CHAPTER 9 Development

EARLY PSYCHOLOGICAL ISSUES

Avoidant Disorder of Childhood

and Adolescence

The Diagnostic and Statistical Manual of Mental Disorders, third revised edition (DSM-III-R), describes a syndrome it calls “avoidant disorder of childhood and adolescence,” whose traits survive in the adult avoidant in the form of interactive problems that disrupt intimacy. This DSM-III-R syndrome is characterized by interpersonal anxiety manifest in a “desire for social involvement with familiar people, such as peers and family members,” associated with “an excessive shrinking from contact with unfamiliar people” so that the child is “likely to appear socially withdrawn, embarrassed, and timid when in the company of unfamiliar people and will become anxious when even a trivial demand is made to interact with strangers,” and may even become “inarticulate or mute.”1

A Case Example

A 10-year-old has no friends of her age. Her only interpersonal contacts are her parents and a few of their adult friends. She never leaves her parents’ side, partly because the mother never lets her out of her sight, and partly because she is unable to go more than a few feet from home because she fears loud street noises, being stung by bees, and riding on public transportation (she fears she will drown when the train she is on crosses a bridge and falls off the tracks into the water), and partly because she fears strangers. (Her preoccupation with details—she is able to list 256 breeds of dogs as well as all the birds ever found in Colorado—suggests that she might be suffering from an associated Asperger’s syndrome.)
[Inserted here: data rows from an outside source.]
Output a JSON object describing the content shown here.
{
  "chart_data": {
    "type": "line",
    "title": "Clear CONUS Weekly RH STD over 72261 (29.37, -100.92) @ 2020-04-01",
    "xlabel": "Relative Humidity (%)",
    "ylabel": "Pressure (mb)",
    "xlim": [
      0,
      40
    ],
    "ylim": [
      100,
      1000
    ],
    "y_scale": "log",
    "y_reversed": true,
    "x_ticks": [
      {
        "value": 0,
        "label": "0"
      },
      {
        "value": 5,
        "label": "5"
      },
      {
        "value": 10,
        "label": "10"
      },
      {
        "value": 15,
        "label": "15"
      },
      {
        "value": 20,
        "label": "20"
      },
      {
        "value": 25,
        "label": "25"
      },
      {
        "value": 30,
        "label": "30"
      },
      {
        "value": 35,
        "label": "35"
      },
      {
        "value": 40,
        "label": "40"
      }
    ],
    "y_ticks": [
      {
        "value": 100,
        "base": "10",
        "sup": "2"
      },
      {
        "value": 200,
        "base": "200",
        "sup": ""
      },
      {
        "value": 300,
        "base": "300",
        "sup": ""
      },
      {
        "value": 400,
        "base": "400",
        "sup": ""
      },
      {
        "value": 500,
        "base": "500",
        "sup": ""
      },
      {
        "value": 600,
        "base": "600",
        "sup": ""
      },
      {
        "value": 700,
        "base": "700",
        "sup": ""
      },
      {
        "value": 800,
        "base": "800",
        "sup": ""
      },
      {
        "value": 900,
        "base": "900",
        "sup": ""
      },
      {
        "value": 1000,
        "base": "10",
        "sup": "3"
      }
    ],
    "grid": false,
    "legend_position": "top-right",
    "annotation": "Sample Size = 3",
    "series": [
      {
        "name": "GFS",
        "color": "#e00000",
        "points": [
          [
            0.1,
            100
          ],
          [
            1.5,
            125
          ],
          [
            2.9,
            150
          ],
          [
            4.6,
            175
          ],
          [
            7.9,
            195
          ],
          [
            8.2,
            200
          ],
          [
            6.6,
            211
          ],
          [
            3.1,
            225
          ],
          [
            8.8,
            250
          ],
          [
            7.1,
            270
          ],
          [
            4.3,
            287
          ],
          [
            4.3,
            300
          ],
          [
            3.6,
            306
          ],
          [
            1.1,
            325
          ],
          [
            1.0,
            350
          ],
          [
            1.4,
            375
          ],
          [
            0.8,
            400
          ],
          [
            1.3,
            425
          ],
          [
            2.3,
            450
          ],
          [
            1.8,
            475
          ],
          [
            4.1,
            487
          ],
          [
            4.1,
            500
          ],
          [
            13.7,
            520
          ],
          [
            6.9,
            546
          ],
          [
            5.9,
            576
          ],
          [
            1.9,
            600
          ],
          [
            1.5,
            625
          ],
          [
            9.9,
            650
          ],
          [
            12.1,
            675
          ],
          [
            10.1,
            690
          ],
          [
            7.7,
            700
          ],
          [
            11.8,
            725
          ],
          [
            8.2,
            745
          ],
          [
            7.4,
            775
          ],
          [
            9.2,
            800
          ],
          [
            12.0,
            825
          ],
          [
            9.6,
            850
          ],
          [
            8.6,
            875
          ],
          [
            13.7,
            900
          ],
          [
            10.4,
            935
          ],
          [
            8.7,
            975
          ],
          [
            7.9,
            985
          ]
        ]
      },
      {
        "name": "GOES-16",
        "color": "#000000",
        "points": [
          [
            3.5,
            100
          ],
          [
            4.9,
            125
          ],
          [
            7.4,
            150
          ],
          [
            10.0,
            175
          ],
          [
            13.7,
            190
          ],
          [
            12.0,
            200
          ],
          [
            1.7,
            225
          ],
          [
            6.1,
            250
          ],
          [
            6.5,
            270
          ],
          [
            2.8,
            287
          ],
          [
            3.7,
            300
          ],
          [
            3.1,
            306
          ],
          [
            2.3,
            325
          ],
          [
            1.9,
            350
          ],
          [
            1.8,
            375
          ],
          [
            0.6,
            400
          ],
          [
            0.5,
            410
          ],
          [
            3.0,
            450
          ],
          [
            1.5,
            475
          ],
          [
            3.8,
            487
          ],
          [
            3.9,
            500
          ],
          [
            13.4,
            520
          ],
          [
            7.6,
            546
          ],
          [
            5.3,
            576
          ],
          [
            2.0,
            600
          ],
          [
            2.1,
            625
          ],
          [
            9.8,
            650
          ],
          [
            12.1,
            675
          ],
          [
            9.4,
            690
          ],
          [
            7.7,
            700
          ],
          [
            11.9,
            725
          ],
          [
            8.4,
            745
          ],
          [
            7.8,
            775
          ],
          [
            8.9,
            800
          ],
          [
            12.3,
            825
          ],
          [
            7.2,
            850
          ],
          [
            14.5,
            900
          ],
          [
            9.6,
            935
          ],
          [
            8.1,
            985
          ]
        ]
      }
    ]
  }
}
However, I have treated a number of patients who described their children as having emotional symptoms that seem to have been the opposite of those described in the DSM-III-R. In this non-DSM disorder, the child is both unable to relate outside the home and, while at home, makes the parents’ life into a hellish onslaught of disagreements and fights.

A Case Example

A patient of mine describes a son like this:

Last night, I drew the line and asked my husband to draw it with me, too, but I am still reeling in a mother’s desolation. There has been no movement in my eldest son’s life since the last time I asked him to start looking for a job so he could move out; his presumption was that he should live here forever not talking to us, find intermittent clerical jobs, and play tennis occasionally, while going to bars nightly, stumbling in in the wee hours of dawn.